Pointing out that n_distinct = -1 is helpful but changing "because" to
"and" suggests that the missing MCV info is coincidental or a side
effect. Is there any case in which the stronger "because" wouldn't be
appropriate?
The second parenthetical (num_rows, not shown, but "tenk") took me a
minute to get since the row counts are only apparent on looking somewhat
closely at the other examples in the chapter. num_rows also isn't a
column in pg_stats which the "not shown" could be taken to imply; it's
sourced from somewhere else and only given as num_rows in this example.
How's '(as num_rowsN, 10,000 for both "tenk" example tables)'?

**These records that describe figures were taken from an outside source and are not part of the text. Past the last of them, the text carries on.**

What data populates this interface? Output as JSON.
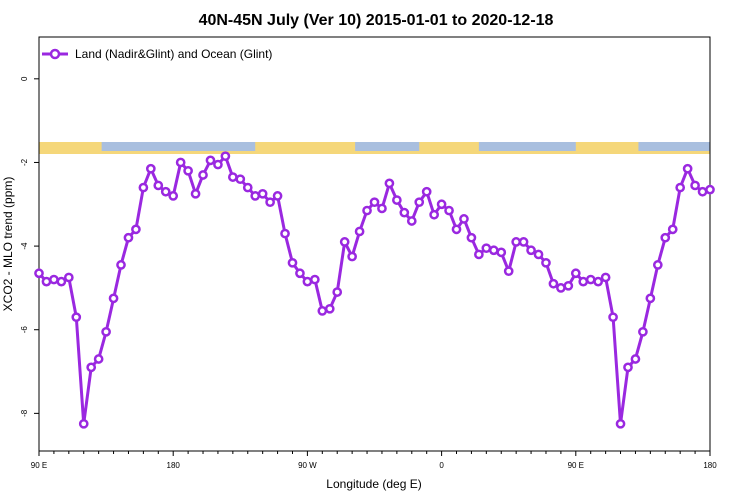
{
  "chart_data": {
    "type": "line",
    "title": "40N-45N July (Ver 10)   2015-01-01 to 2020-12-18",
    "xlabel": "Longitude (deg E)",
    "ylabel": "XCO2 - MLO trend (ppm)",
    "xlim": [
      90,
      540
    ],
    "ylim": [
      -8.9,
      1.0
    ],
    "xticks": [
      {
        "value": 90,
        "label": "90 E"
      },
      {
        "value": 180,
        "label": "180"
      },
      {
        "value": 270,
        "label": "90 W"
      },
      {
        "value": 360,
        "label": "0"
      },
      {
        "value": 450,
        "label": "90 E"
      },
      {
        "value": 540,
        "label": "180"
      }
    ],
    "yticks": [
      {
        "value": 0,
        "label": "0"
      },
      {
        "value": -2,
        "label": "-2"
      },
      {
        "value": -4,
        "label": "-4"
      },
      {
        "value": -6,
        "label": "-6"
      },
      {
        "value": -8,
        "label": "-8"
      }
    ],
    "grid": false,
    "legend_position": "top-left",
    "land_color": "#f5d77a",
    "ocean_color": "#a9bfdf",
    "series": [
      {
        "name": "Land (Nadir&Glint) and Ocean (Glint)",
        "color": "#9a28e0",
        "x": [
          90,
          95,
          100,
          105,
          110,
          115,
          120,
          125,
          130,
          135,
          140,
          145,
          150,
          155,
          160,
          165,
          170,
          175,
          180,
          185,
          190,
          195,
          200,
          205,
          210,
          215,
          220,
          225,
          230,
          235,
          240,
          245,
          250,
          255,
          260,
          265,
          270,
          275,
          280,
          285,
          290,
          295,
          300,
          305,
          310,
          315,
          320,
          325,
          330,
          335,
          340,
          345,
          350,
          355,
          360,
          365,
          370,
          375,
          380,
          385,
          390,
          395,
          400,
          405,
          410,
          415,
          420,
          425,
          430,
          435,
          440,
          445,
          450,
          455,
          460,
          465,
          470,
          475,
          480,
          485,
          490,
          495,
          500,
          505,
          510,
          515,
          520,
          525,
          530,
          535,
          540
        ],
        "y": [
          -4.65,
          -4.85,
          -4.8,
          -4.85,
          -4.75,
          -5.7,
          -8.25,
          -6.9,
          -6.7,
          -6.05,
          -5.25,
          -4.45,
          -3.8,
          -3.6,
          -2.6,
          -2.15,
          -2.55,
          -2.7,
          -2.8,
          -2.0,
          -2.2,
          -2.75,
          -2.3,
          -1.95,
          -2.05,
          -1.85,
          -2.35,
          -2.4,
          -2.6,
          -2.8,
          -2.75,
          -2.95,
          -2.8,
          -3.7,
          -4.4,
          -4.65,
          -4.85,
          -4.8,
          -5.55,
          -5.5,
          -5.1,
          -3.9,
          -4.25,
          -3.65,
          -3.15,
          -2.95,
          -3.1,
          -2.5,
          -2.9,
          -3.2,
          -3.4,
          -2.95,
          -2.7,
          -3.25,
          -3.0,
          -3.15,
          -3.6,
          -3.35,
          -3.8,
          -4.2,
          -4.05,
          -4.1,
          -4.15,
          -4.6,
          -3.9,
          -3.9,
          -4.1,
          -4.2,
          -4.4,
          -4.9,
          -5.0,
          -4.95,
          -4.65,
          -4.85,
          -4.8,
          -4.85,
          -4.75,
          -5.7,
          -8.25,
          -6.9,
          -6.7,
          -6.05,
          -5.25,
          -4.45,
          -3.8,
          -3.6,
          -2.6,
          -2.15,
          -2.55,
          -2.7,
          -2.65
        ]
      }
    ]
  }
}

By "this value does get scaled in the non-unique case" do you mean it
relies on n_distinct as in the uncorrected algorithm listing? If so I
think it'd help to specify that.
You didn't take this line on but "This is, subtract the null
fraction..." omits the step of multiplying the complements of the null
fractions together before dividing.
Should n_distinct and num_rows be <structname>d in the text?